Pony filed the complaint with a court in Beijing and is seeking damages of 60 million yuan ($8.9 million) from Qingtian. The Beijing Intellectual Property Court has accepted the case, Pony told TechCrunch.
Qingtian said in a statement that it has yet to receive any allegation document and is verifying information regarding the case.
“Qingtian Truck has always adhered to the law, practiced business ethics, and insisted on independent R&D and innovation. We have not infringed upon any third-party trade secret,” the company said.
IP dispute is not uncommon in the billion-dollar autonomous driving industry that depends on technological breakthroughs. Elon Musk for a long time was at loggerheads with Xpeng, Tesla’s Chinese competitor. In 2019, Tesla filed a lawsuit against a former employee alleging that he had stolen trade secrets related to the firm’s Autopilot driver assistance feature and brought them to Xpeng. The case was dropped last year.

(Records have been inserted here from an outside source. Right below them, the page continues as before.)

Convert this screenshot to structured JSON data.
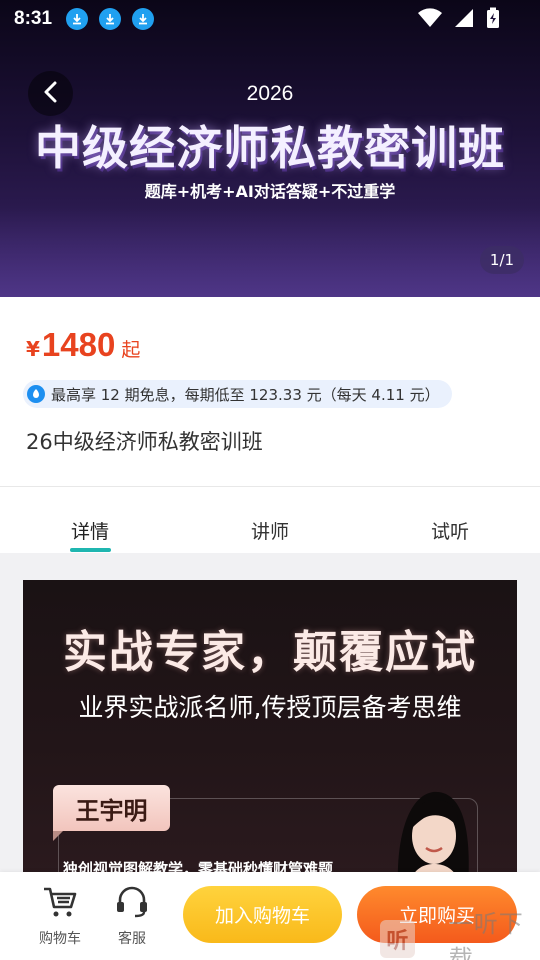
{
  "status_bar": {
    "time": "8:31"
  },
  "banner": {
    "year": "2026",
    "title": "中级经济师私教密训班",
    "subtitle": "题库+机考+AI对话答疑+不过重学",
    "counter": "1/1"
  },
  "product": {
    "price_symbol": "¥",
    "price": "1480",
    "price_suffix": "起",
    "installment": "最高享 12 期免息，每期低至 123.33 元（每天 4.11 元）",
    "name": "26中级经济师私教密训班"
  },
  "tabs": [
    {
      "label": "详情",
      "active": true
    },
    {
      "label": "讲师",
      "active": false
    },
    {
      "label": "试听",
      "active": false
    }
  ],
  "poster": {
    "headline": "实战专家，颠覆应试",
    "subline": "业界实战派名师,传授顶层备考思维",
    "teacher_name": "王宇明",
    "teacher_desc": "独创视觉图解教学，零基础秒懂财管难题"
  },
  "bottom_bar": {
    "cart_label": "购物车",
    "service_label": "客服",
    "add_to_cart": "加入购物车",
    "buy_now": "立即购买"
  },
  "watermark": {
    "logo_char": "听",
    "text": "一听下载"
  },
  "colors": {
    "price": "#e8431f",
    "tab_active": "#1fb6b0",
    "cart_button": "#f9b91a",
    "buy_button": "#f45a1c"
  }
}
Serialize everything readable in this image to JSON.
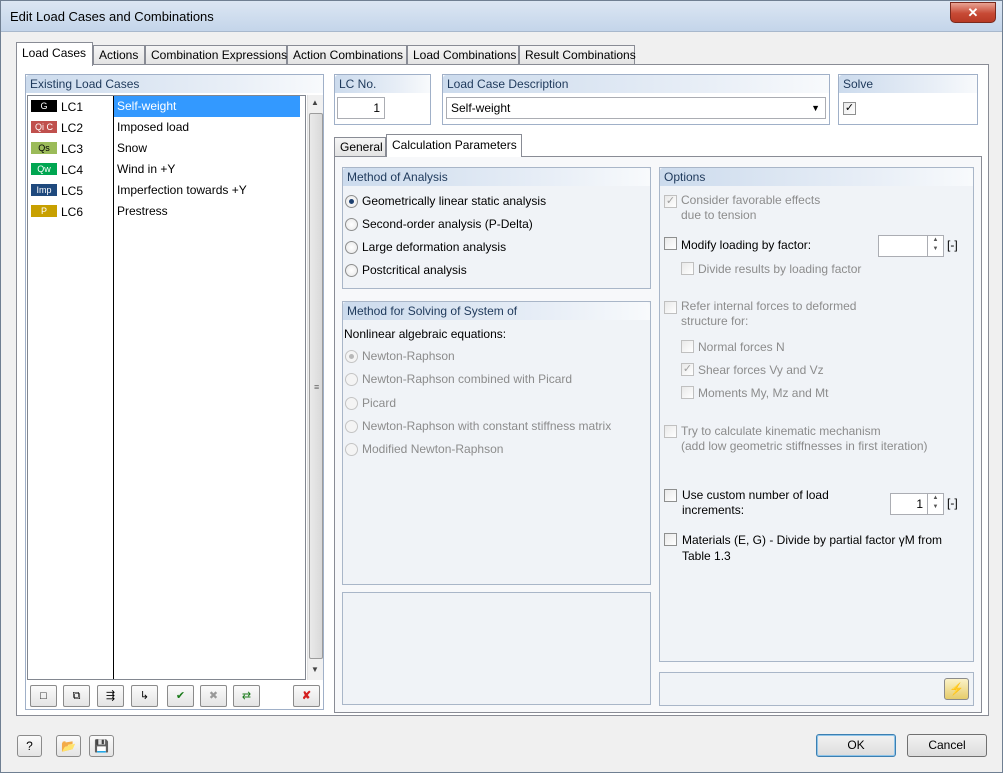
{
  "window": {
    "title": "Edit Load Cases and Combinations",
    "close_glyph": "✕"
  },
  "tabs": [
    {
      "label": "Load Cases",
      "active": true
    },
    {
      "label": "Actions"
    },
    {
      "label": "Combination Expressions"
    },
    {
      "label": "Action Combinations"
    },
    {
      "label": "Load Combinations"
    },
    {
      "label": "Result Combinations"
    }
  ],
  "existing": {
    "header": "Existing Load Cases",
    "items": [
      {
        "badge": "G",
        "badge_color": "#000000",
        "no": "LC1",
        "desc": "Self-weight",
        "selected": true
      },
      {
        "badge": "Qi C",
        "badge_color": "#c0504d",
        "no": "LC2",
        "desc": "Imposed load"
      },
      {
        "badge": "Qs",
        "badge_color": "#9bbb59",
        "no": "LC3",
        "desc": "Snow"
      },
      {
        "badge": "Qw",
        "badge_color": "#00a651",
        "no": "LC4",
        "desc": "Wind in +Y"
      },
      {
        "badge": "Imp",
        "badge_color": "#1f497d",
        "no": "LC5",
        "desc": "Imperfection towards +Y"
      },
      {
        "badge": "P",
        "badge_color": "#c8a000",
        "no": "LC6",
        "desc": "Prestress"
      }
    ]
  },
  "list_toolbar": [
    {
      "icon": "new-load-case-icon",
      "glyph": "□"
    },
    {
      "icon": "copy-load-case-icon",
      "glyph": "⧉"
    },
    {
      "icon": "generate-icon",
      "glyph": "⇶"
    },
    {
      "icon": "renumber-icon",
      "glyph": "↳"
    },
    {
      "icon": "check-all-icon",
      "glyph": "✔"
    },
    {
      "icon": "uncheck-icon",
      "glyph": "✖"
    },
    {
      "icon": "export-icon",
      "glyph": "⇄"
    },
    {
      "icon": "delete-icon",
      "glyph": "✘"
    }
  ],
  "lc_no": {
    "label": "LC No.",
    "value": "1"
  },
  "lc_desc": {
    "label": "Load Case Description",
    "value": "Self-weight"
  },
  "solve": {
    "label": "Solve",
    "checked": true
  },
  "inner_tabs": [
    {
      "label": "General"
    },
    {
      "label": "Calculation Parameters",
      "active": true
    }
  ],
  "method_analysis": {
    "header": "Method of Analysis",
    "options": [
      {
        "label": "Geometrically linear static analysis",
        "checked": true
      },
      {
        "label": "Second-order analysis (P-Delta)"
      },
      {
        "label": "Large deformation analysis"
      },
      {
        "label": "Postcritical analysis"
      }
    ]
  },
  "method_solving": {
    "header": "Method for Solving of System of",
    "subheader": "Nonlinear algebraic equations:",
    "options": [
      {
        "label": "Newton-Raphson",
        "checked": true
      },
      {
        "label": "Newton-Raphson combined with Picard"
      },
      {
        "label": "Picard"
      },
      {
        "label": "Newton-Raphson with constant stiffness matrix"
      },
      {
        "label": "Modified Newton-Raphson"
      }
    ]
  },
  "options": {
    "header": "Options",
    "favorable_1": "Consider favorable effects",
    "favorable_2": "due to tension",
    "modify_loading": "Modify loading by factor:",
    "modify_unit": "[-]",
    "divide_results": "Divide results by loading factor",
    "refer_1": "Refer internal forces to deformed",
    "refer_2": "structure for:",
    "normal_forces": "Normal forces N",
    "shear_forces": "Shear forces Vy and Vz",
    "moments": "Moments My, Mz and Mt",
    "kinematic_1": "Try to calculate kinematic mechanism",
    "kinematic_2": "(add low geometric stiffnesses in first iteration)",
    "increments_1": "Use custom number of load",
    "increments_2": "increments:",
    "increments_value": "1",
    "increments_unit": "[-]",
    "materials_1": "Materials (E, G) - Divide by partial factor γM from",
    "materials_2": "Table 1.3"
  },
  "footer": {
    "ok": "OK",
    "cancel": "Cancel",
    "icons": [
      "help-icon",
      "open-icon",
      "save-icon"
    ]
  },
  "colors": {
    "selection": "#3399ff",
    "group_header_text": "#1e395b"
  }
}
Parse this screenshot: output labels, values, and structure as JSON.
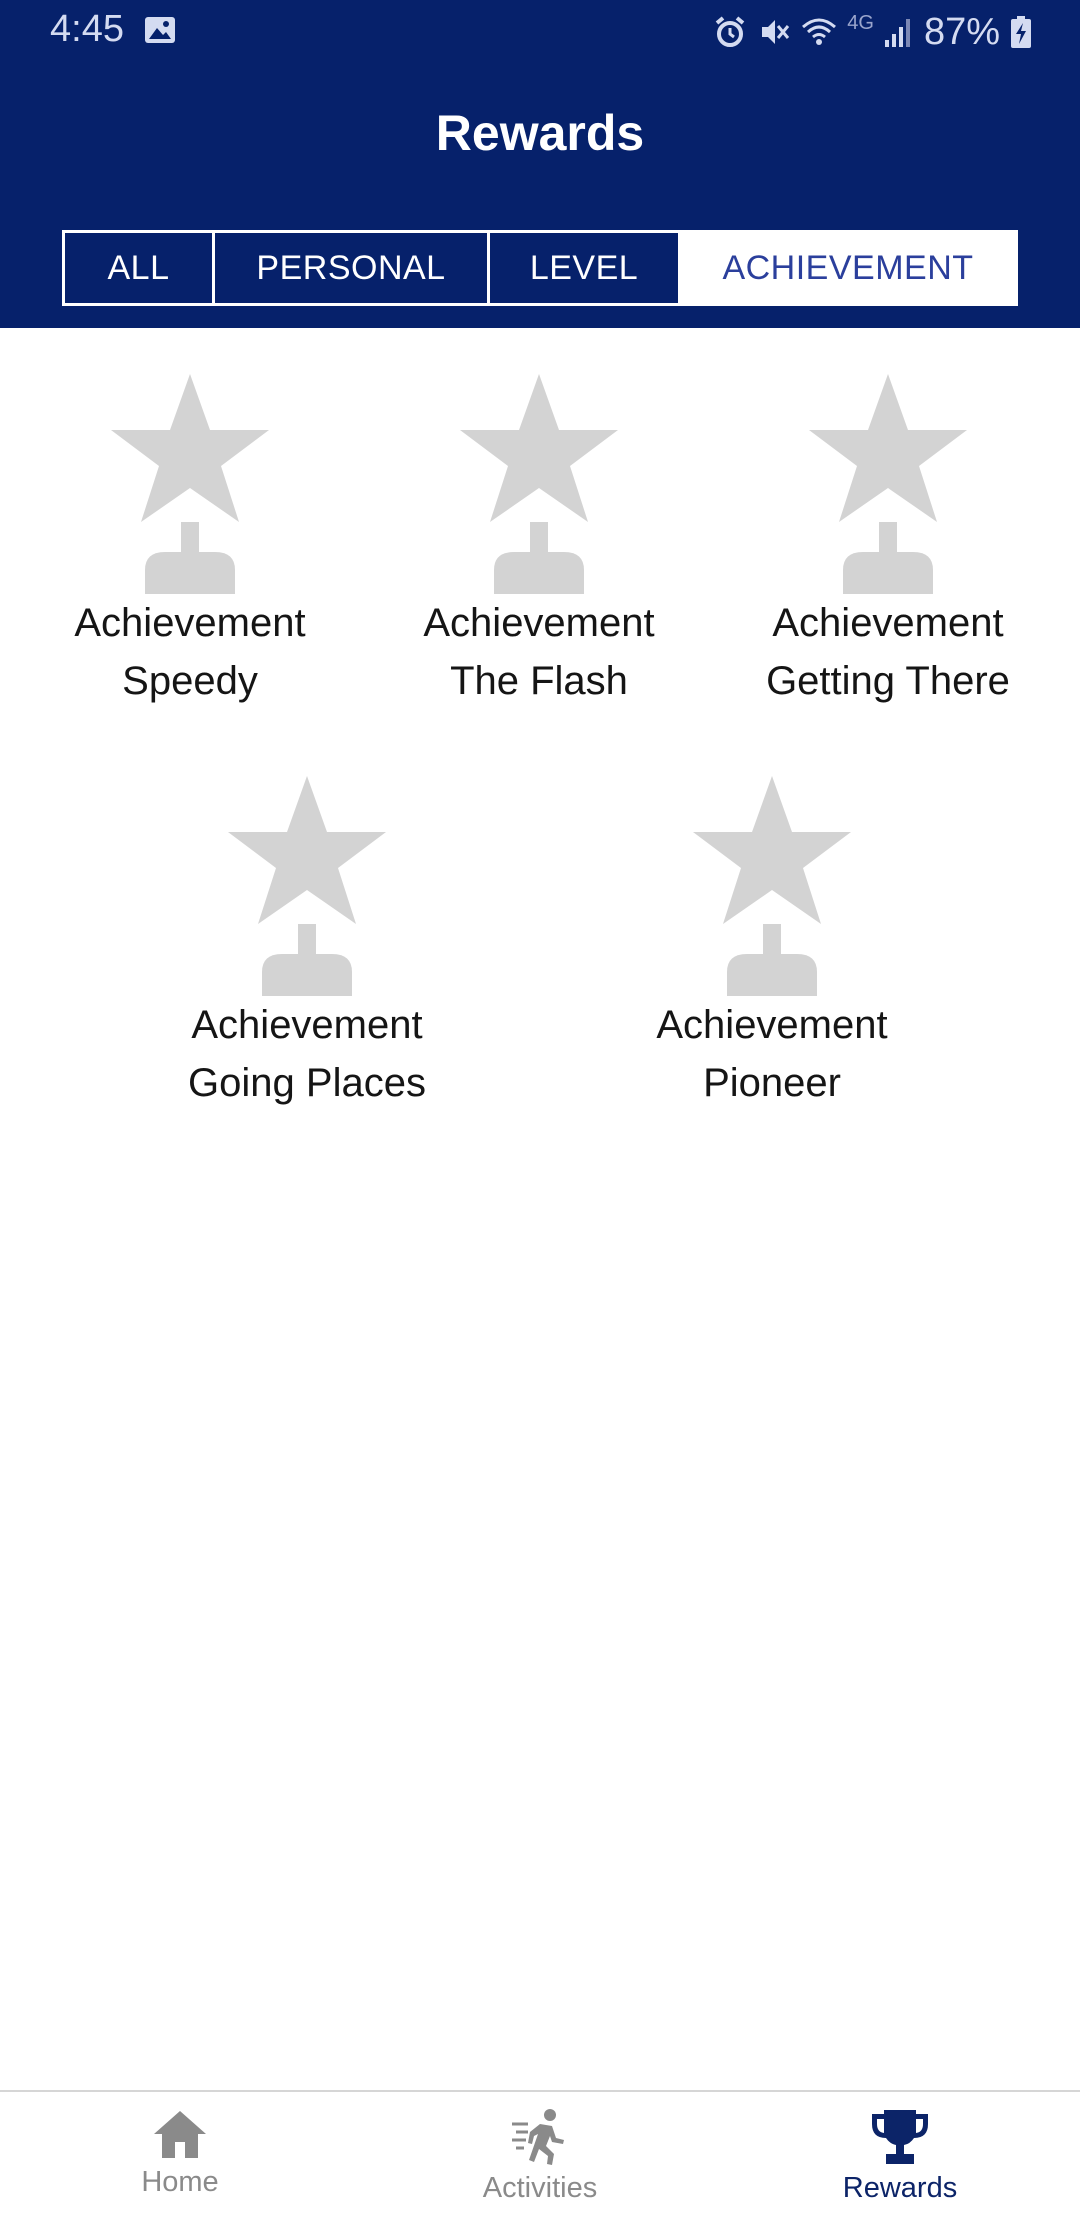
{
  "status_bar": {
    "time": "4:45",
    "network": "4G",
    "battery": "87%",
    "icons": [
      "image-icon",
      "alarm-icon",
      "mute-icon",
      "wifi-icon",
      "signal-icon",
      "battery-charging-icon"
    ]
  },
  "header": {
    "title": "Rewards",
    "background": "#06216b"
  },
  "tabs": [
    {
      "label": "ALL",
      "active": false
    },
    {
      "label": "PERSONAL",
      "active": false
    },
    {
      "label": "LEVEL",
      "active": false
    },
    {
      "label": "ACHIEVEMENT",
      "active": true
    }
  ],
  "awards": [
    {
      "line1": "Achievement",
      "line2": "Speedy",
      "icon": "trophy-star-icon"
    },
    {
      "line1": "Achievement",
      "line2": "The Flash",
      "icon": "trophy-star-icon"
    },
    {
      "line1": "Achievement",
      "line2": "Getting There",
      "icon": "trophy-star-icon"
    },
    {
      "line1": "Achievement",
      "line2": "Going Places",
      "icon": "trophy-star-icon"
    },
    {
      "line1": "Achievement",
      "line2": "Pioneer",
      "icon": "trophy-star-icon"
    }
  ],
  "bottom_nav": [
    {
      "label": "Home",
      "icon": "home-icon",
      "active": false
    },
    {
      "label": "Activities",
      "icon": "running-icon",
      "active": false
    },
    {
      "label": "Rewards",
      "icon": "trophy-icon",
      "active": true
    }
  ],
  "colors": {
    "accent": "#06216b",
    "active_tab_text": "#2b3f9c",
    "award_icon": "#d3d3d3",
    "nav_inactive": "#8a8a8a"
  }
}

Pan, former chief technology officer for Pony’s trucking business, and Sun, who previously led planning and control for the company’s trucking business in the U.S., were among the senior employees who have left Pony over the past year to set up their own shop.
Sun Haowen, former head of planning and control for Pony’s autonomous driving in China, also left to work on a new autonomous trucking venture.
TechCrunch’s sources and other media reports suggested that employees were disgruntled about Pony’s decision to merge the R&D units of its trucking and passenger car businesses, but Pony reasoned that the restructuring would lead to more efficient outcomes.